Le professeur ne s’arrête pas là : Vous voyez, à une même situation correspond deux analyses opposées. Je n’ai aucune idée de pourquoi vous avez mis ces chaises ici et pas là. Et c’est pas ça qui m’intéresse. Ce qui m’intéresse, c’est de vous montrer qu’à partir d’un fait, on peut aller dans toutes les directions, y compris opposées. Et je continue mon raisonnement… Ça va ? Vous suivez ?

Deux autres élèves : Tu crois qu’il faut prendre des notes ? Le cours a commencé ? J’suis déjà largué moi…
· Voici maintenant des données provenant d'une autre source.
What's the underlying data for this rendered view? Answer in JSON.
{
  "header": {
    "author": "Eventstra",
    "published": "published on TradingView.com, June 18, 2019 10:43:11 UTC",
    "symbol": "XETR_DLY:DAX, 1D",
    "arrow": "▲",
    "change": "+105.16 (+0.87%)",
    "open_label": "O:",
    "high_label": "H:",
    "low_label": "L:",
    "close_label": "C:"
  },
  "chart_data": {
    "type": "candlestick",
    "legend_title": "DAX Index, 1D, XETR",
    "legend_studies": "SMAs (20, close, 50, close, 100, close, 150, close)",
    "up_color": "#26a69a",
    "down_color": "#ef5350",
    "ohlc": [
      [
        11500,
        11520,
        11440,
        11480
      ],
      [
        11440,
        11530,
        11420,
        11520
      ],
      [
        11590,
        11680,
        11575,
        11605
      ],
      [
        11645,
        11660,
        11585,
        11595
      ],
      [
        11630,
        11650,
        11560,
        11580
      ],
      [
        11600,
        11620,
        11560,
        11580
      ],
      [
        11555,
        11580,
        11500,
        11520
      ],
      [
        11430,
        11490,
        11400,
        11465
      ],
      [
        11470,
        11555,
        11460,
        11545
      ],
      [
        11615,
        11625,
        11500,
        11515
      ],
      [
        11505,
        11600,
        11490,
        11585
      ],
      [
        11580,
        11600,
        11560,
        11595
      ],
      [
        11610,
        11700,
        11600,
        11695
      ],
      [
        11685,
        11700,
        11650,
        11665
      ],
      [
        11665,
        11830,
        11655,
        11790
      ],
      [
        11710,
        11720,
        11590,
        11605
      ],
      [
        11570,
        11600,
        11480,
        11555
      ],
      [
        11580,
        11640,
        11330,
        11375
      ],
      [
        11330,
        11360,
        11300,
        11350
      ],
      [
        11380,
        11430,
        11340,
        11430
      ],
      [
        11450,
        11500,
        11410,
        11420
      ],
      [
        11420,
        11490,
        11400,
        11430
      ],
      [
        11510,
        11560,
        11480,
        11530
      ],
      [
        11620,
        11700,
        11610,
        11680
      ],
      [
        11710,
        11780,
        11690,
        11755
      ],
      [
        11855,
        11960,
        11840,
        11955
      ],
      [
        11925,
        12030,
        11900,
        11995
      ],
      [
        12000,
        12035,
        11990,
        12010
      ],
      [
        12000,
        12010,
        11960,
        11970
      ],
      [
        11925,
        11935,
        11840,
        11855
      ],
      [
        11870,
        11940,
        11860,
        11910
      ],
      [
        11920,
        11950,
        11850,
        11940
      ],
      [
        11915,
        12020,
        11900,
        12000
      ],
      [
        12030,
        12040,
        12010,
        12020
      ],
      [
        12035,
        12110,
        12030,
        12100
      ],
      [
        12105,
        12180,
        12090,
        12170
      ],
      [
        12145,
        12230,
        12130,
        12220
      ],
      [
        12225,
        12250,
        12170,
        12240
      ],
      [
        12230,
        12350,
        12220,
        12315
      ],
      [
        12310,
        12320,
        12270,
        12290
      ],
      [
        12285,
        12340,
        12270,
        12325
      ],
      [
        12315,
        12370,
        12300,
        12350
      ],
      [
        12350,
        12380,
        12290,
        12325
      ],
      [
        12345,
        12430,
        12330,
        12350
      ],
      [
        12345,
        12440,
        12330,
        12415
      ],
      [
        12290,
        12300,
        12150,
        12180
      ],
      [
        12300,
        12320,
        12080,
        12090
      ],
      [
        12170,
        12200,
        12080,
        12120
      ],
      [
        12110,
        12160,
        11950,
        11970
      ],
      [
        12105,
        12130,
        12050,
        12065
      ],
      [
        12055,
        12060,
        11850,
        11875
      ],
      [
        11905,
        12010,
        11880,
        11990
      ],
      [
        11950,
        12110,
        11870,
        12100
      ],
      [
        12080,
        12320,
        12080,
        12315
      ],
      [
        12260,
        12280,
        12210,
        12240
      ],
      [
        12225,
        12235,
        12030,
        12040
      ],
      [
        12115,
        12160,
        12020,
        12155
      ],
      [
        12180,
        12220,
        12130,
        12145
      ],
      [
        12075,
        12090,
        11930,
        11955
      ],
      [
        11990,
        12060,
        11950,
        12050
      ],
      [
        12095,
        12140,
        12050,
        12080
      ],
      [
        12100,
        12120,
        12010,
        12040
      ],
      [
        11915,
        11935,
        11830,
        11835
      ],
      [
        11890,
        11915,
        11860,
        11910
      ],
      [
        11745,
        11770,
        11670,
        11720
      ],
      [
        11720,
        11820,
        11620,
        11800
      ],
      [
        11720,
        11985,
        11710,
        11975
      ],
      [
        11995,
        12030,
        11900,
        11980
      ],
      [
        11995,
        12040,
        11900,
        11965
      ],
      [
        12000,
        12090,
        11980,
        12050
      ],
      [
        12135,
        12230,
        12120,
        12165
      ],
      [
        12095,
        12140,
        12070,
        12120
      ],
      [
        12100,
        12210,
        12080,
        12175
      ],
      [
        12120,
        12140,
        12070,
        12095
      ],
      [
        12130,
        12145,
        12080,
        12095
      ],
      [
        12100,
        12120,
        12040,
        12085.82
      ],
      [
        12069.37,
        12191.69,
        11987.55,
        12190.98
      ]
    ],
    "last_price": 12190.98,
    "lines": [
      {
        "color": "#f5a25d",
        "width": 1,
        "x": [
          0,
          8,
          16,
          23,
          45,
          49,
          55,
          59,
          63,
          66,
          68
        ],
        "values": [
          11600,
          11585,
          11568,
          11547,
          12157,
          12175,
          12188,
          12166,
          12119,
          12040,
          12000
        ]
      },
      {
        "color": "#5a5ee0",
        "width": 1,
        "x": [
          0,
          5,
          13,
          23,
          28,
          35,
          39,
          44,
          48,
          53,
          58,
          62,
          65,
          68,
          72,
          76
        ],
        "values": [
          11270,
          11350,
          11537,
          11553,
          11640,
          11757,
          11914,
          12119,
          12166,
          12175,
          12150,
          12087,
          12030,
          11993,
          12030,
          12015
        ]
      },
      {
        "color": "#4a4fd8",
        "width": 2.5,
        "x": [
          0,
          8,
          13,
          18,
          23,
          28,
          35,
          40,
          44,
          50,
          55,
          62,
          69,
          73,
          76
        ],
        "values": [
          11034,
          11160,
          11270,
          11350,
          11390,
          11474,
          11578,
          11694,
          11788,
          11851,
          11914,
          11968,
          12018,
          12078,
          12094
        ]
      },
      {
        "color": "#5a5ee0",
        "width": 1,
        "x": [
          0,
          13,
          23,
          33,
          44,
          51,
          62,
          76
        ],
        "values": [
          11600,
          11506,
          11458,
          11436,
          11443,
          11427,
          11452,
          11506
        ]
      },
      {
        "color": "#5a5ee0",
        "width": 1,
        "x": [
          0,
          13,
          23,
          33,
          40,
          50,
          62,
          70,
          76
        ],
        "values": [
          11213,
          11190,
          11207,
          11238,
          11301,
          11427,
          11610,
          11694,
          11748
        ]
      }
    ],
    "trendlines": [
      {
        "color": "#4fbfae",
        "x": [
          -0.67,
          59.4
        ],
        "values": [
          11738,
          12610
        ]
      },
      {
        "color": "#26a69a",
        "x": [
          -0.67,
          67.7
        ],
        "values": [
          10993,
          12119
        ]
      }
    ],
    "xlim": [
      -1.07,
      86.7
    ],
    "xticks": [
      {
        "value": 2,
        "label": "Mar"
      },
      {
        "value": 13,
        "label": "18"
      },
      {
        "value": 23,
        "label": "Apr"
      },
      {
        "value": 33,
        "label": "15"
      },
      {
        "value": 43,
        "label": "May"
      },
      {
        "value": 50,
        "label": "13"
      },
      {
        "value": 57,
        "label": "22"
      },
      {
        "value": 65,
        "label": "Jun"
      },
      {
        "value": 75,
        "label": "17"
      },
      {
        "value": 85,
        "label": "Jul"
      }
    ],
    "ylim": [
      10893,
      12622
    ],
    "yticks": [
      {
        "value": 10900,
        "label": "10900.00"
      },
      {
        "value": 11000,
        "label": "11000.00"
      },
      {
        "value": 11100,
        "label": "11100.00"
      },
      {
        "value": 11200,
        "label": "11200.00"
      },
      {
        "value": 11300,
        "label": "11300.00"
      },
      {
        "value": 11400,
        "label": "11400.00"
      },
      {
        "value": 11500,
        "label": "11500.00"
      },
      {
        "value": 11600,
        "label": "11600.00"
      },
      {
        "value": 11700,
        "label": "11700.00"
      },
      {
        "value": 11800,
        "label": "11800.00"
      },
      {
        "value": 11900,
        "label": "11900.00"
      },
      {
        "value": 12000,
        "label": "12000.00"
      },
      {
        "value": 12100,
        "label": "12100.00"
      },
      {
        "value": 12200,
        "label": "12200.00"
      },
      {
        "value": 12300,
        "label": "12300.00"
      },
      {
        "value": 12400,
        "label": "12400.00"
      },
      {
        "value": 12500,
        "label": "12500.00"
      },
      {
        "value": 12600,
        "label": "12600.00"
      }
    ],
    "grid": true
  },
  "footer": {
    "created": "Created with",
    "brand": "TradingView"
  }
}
Le professeur continue : Le fait c’est : vous bougez des chaises d’un point A à un point B. À partir de ça, on peut tout et rien dire : que vous les avez mises là exprès ou pas, que c’était en réaction à un environnement plus ou moins hostile en termes de chaises, que la place que vous leur destiniez au départ était prise, que vous avez changé d’idée en cours de route, que… On peut tout dire ! Mais moi, ce que je veux dire, c’est : et vous, vous êtes où, vous ? On s’en fout, euh pardon, on s’en fiche de ce que je pense, moi. Ça fait dix minutes que vous m’écoutez tisser des théories sur vous et votre libre arbitre en matière de bougeage de chaises. Mais j’en sais rien, moi ! J’en n’ai aucune idée ! Dites-moi quel est votre ressenti, votre frustration, votre envie ? Po-si-tio-nnez-vous, au lieu de positionner vos chaises. Ça va être ça aussi, vos vies de pères : avancer dans l’inconnu en ne connaissant rien : ni les règles en vigueur, ni ce qu’on attend de vous, ni comment y arriver.  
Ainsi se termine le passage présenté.